Comment Period and Request for Comment

Comments are due 60 days after the SEC publishes the Request for Comments in the Federal Register. The SEC has requested comments on various aspects of fund names and the Names Rule, including the following:

  • Fund Names and the Names Rule Generally
    • To what extent do investors and funds rely on fund names to invest in or market funds?
    • Is the Names Rule effective in protecting investors? Should the Names Rule be repealed?
    • Are there ways the Names Rule could be modified to provide greater investment flexibility while still protecting investors?
    • Should the Names Rule apply to ticker symbols?
    • Should the Names Rule apply differently to closed-end funds or business development companies?
  • 80% Investment Requirement
    • Does the 80% requirement continue to be appropriate? Should the minimum threshold be higher or lower? Should the requirement be different for different types of investments? Should a fund be required to continue to maintain the required level of investment rather than only satisfy it at the time of investment?
    • Is an asset-based test appropriate? For example, would notional value rather than market value be appropriate for funds that use derivatives? What are the operational or interpretive challenges associated with a different approach?
  • Industry Determination
    • How do funds determine whether a portfolio investment is part of a particular industry?

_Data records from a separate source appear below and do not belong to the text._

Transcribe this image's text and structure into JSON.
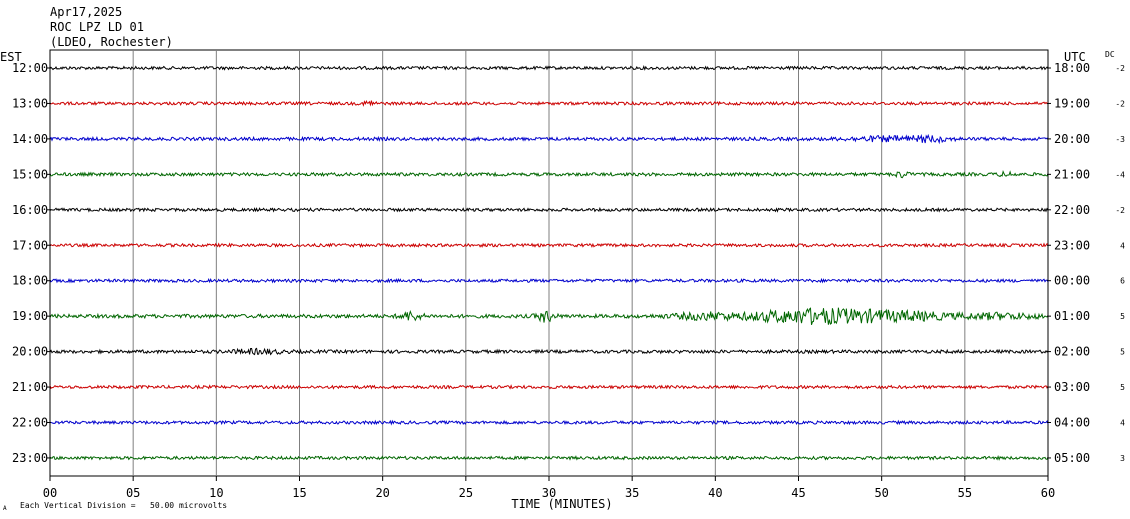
{
  "header": {
    "date": "Apr17,2025",
    "station": "ROC LPZ LD 01",
    "network": "(LDEO, Rochester)"
  },
  "axis_labels": {
    "left_tz": "EST",
    "right_tz": "UTC",
    "dc": "DC"
  },
  "footer": {
    "logo_mark": "A",
    "scale_note": "Each Vertical Division =   50.00 microvolts"
  },
  "chart_data": {
    "type": "line",
    "xlabel": "TIME (MINUTES)",
    "xlim": [
      0,
      60
    ],
    "x_ticks": [
      0,
      5,
      10,
      15,
      20,
      25,
      30,
      35,
      40,
      45,
      50,
      55,
      60
    ],
    "x_tick_labels": [
      "00",
      "05",
      "10",
      "15",
      "20",
      "25",
      "30",
      "35",
      "40",
      "45",
      "50",
      "55",
      "60"
    ],
    "grid": true,
    "trace_colors": [
      "#000000",
      "#cc0000",
      "#0000cc",
      "#006600"
    ],
    "rows": [
      {
        "est": "12:00",
        "utc": "18:00",
        "dc": "-2",
        "color": "#000000",
        "amp": 1.5,
        "bursts": []
      },
      {
        "est": "13:00",
        "utc": "19:00",
        "dc": "-2",
        "color": "#cc0000",
        "amp": 1.5,
        "bursts": [
          [
            19.2,
            0.3,
            2.5
          ]
        ]
      },
      {
        "est": "14:00",
        "utc": "20:00",
        "dc": "-3",
        "color": "#0000cc",
        "amp": 1.6,
        "bursts": [
          [
            50.5,
            2.5,
            2.0
          ],
          [
            53.0,
            1.0,
            2.0
          ]
        ]
      },
      {
        "est": "15:00",
        "utc": "21:00",
        "dc": "-4",
        "color": "#006600",
        "amp": 1.6,
        "bursts": [
          [
            51.2,
            0.4,
            2.5
          ],
          [
            57.5,
            0.5,
            1.5
          ]
        ]
      },
      {
        "est": "16:00",
        "utc": "22:00",
        "dc": "-2",
        "color": "#000000",
        "amp": 1.5,
        "bursts": []
      },
      {
        "est": "17:00",
        "utc": "23:00",
        "dc": "4",
        "color": "#cc0000",
        "amp": 1.5,
        "bursts": []
      },
      {
        "est": "18:00",
        "utc": "00:00",
        "dc": "6",
        "color": "#0000cc",
        "amp": 1.5,
        "bursts": []
      },
      {
        "est": "19:00",
        "utc": "01:00",
        "dc": "5",
        "color": "#006600",
        "amp": 1.8,
        "bursts": [
          [
            21.7,
            0.6,
            4.0
          ],
          [
            29.8,
            0.5,
            5.0
          ],
          [
            39.5,
            2.0,
            3.0
          ],
          [
            44.0,
            2.2,
            4.5
          ],
          [
            46.5,
            1.8,
            5.0
          ],
          [
            49.0,
            2.0,
            4.5
          ],
          [
            52.0,
            2.0,
            3.5
          ],
          [
            57.0,
            2.5,
            2.5
          ]
        ]
      },
      {
        "est": "20:00",
        "utc": "02:00",
        "dc": "5",
        "color": "#000000",
        "amp": 1.6,
        "bursts": [
          [
            12.5,
            1.5,
            1.8
          ]
        ]
      },
      {
        "est": "21:00",
        "utc": "03:00",
        "dc": "5",
        "color": "#cc0000",
        "amp": 1.5,
        "bursts": []
      },
      {
        "est": "22:00",
        "utc": "04:00",
        "dc": "4",
        "color": "#0000cc",
        "amp": 1.5,
        "bursts": []
      },
      {
        "est": "23:00",
        "utc": "05:00",
        "dc": "3",
        "color": "#006600",
        "amp": 1.5,
        "bursts": []
      }
    ]
  }
}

    • Should there be flexibility under the Names Rule for funds that intend to focus their investments in emerging industries or companies that rely on emerging technologies?
  • Certain Terms Used in Fund Names
    • Should the Names Rule apply to the following terms, all of which are currently not regulated under the Names Rule: “growth” and value”; “ESG” and “sustainable”; “global” and “international;” “actively managed,” “tax managed,” “long-term” and “short-term”; and terms that identify a particular affinity group or population of investors, such as “veterans” or “municipal employees”?
    • To what extent do investors rely on fund names that use “ESG” or “sustainable,” which reflect certain qualitative characteristics of an investment, and should there be limits or requirements on a fund’s ability to characterize its investments as ESG or sustainable?
    • Are there other terms used in fund names that are especially prone to mislead investors or create other challenges?